Although the scene of much devastation during the Civil War, Oxford’s tree-lined streets, white clapboard homes with wraparound porches, and grand antebellum estates today present a picture of tranquility. With a population of 9,984, Oxford is also home to “Ole Miss” (the University of Mississippi) and author John Grisham, who currently lives in a colorful farmhouse west of town. For some 32 years it was the base of writer and Pulitzer and Nobel prizewinner William Faulkner.

Oxford shaped the imagination of Faulkner, providing the basis for his fictional Yoknapatawpha County, and its idiosyncrasies and decadence were captured in works such as \”Sanctuary,\” \”Light in August,\” and \”A Green Bough.\” Faulkner purchased Rowan Oak, his rambling 1840 estate, in 1930. Surrounded by lofty trees at the end of a long pathway off Old Taylor Road, it has changed little since Faulkner’s death in 1962. Visitors can see the writer’s unassuming office with his typewriter in it, and, on the wall, the outline of his prize-winning novel, A Fable.

Faulkner’s grave is in the local cemetery, not far away on Jefferson Avenue. Regular book readings at the revered Square Books, a mecca for literary disciples, together with the celebrated Faulkner and Yoknapatawpha Conference, and the Oxford Conference for the Book, draw many visitors.
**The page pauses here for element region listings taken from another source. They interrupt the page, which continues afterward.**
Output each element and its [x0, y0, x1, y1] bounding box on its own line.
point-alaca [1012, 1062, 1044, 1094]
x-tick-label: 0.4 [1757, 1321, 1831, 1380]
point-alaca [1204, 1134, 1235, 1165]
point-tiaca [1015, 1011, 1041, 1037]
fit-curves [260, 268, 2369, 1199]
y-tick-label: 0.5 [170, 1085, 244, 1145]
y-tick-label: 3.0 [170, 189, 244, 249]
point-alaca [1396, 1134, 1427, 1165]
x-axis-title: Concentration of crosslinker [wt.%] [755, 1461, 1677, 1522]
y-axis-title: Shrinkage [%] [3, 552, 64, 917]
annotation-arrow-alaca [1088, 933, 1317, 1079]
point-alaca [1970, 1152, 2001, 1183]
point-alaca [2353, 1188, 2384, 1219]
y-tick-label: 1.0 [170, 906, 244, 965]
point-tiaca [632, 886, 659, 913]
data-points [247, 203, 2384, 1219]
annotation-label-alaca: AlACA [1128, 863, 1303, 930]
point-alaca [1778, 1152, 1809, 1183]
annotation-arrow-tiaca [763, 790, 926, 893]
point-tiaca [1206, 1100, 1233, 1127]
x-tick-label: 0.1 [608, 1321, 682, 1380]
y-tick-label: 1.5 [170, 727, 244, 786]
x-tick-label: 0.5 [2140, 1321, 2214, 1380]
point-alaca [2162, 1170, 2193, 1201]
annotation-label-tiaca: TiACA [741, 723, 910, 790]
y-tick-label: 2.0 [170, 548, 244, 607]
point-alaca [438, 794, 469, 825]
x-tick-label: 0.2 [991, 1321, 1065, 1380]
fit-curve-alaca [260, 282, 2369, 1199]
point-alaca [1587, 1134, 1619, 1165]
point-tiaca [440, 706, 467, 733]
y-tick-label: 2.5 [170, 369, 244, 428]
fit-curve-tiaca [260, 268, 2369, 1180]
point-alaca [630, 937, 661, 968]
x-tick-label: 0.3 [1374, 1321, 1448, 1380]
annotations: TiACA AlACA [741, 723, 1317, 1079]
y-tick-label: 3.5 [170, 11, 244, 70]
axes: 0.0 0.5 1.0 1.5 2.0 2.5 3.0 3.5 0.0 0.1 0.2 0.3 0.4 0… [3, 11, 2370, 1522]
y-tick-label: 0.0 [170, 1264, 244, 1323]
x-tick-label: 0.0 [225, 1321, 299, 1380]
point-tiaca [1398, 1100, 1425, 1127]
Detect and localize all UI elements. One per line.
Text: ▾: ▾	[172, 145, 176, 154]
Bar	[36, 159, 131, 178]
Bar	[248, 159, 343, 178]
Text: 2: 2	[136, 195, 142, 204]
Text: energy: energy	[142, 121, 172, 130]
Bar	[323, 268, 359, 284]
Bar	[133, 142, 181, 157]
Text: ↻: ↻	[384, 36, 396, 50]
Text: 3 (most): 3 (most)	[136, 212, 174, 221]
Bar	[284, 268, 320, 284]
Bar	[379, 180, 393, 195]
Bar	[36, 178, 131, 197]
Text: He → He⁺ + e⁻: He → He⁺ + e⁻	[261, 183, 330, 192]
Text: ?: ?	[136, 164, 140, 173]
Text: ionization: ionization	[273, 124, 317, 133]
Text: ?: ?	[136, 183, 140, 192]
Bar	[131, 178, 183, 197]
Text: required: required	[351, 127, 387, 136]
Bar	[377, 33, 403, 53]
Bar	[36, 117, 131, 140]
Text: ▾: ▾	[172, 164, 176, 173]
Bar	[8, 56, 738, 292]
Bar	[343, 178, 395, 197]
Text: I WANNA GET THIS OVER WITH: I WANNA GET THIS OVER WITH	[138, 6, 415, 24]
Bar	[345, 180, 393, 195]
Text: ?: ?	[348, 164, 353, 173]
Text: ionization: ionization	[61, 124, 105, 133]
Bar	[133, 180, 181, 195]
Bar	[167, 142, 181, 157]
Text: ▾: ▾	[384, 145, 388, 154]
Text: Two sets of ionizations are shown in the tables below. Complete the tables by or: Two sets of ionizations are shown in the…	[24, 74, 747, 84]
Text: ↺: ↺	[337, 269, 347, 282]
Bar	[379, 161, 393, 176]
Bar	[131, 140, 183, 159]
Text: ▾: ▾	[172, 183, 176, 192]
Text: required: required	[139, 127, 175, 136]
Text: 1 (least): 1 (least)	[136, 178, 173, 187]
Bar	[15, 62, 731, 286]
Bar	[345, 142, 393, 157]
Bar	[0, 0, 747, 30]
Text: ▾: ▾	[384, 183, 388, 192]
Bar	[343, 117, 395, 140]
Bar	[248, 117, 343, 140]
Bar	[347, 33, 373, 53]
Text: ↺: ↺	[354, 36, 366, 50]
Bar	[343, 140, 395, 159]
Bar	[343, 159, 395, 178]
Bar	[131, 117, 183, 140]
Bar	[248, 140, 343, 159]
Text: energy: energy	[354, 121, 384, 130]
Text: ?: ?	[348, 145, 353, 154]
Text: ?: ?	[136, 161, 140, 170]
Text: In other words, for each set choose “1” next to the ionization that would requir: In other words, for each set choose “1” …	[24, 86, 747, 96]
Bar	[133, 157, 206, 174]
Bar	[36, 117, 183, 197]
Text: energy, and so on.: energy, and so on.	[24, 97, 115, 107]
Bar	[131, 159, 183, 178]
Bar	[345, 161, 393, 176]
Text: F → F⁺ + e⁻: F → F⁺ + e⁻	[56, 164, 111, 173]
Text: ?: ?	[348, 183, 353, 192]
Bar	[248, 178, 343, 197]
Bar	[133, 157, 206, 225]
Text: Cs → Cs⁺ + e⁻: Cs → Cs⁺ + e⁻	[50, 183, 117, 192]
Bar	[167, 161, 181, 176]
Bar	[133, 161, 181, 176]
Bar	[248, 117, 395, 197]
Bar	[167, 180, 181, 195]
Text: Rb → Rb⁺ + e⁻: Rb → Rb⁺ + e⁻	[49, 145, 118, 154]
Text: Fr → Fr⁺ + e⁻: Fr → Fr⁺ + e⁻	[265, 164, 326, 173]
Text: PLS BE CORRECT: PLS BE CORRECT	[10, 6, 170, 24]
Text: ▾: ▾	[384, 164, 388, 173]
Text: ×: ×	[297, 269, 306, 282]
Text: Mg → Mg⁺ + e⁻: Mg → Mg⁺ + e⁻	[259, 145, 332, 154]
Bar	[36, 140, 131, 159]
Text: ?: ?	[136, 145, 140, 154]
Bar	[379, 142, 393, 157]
The University of Mississippi is an attraction in itself. The 1848 Lyceum, built four years after the founding of the university, is one campus building that remained after the Union invasion. Other surviving antebellum structures include the Barnard Observatory, housing the Center for the Study of Southern Culture, and the 1853 Old Chapel. “Ole Miss” also oversees the most extensive collection of blues heritage artifacts, records, and photographs in the Mississippi Blues Archive. The personal papers of William Faulkner and James Meredith, both former alumni, are on exhibition at the John D. Williams Library. James Meredith’s enrollment in 1962 ignited local hostility over black integration, resulting in a riot in which two people died.

Oxford is serviced by bus along Hwy 9 and chartered flights to University-Oxford Airport.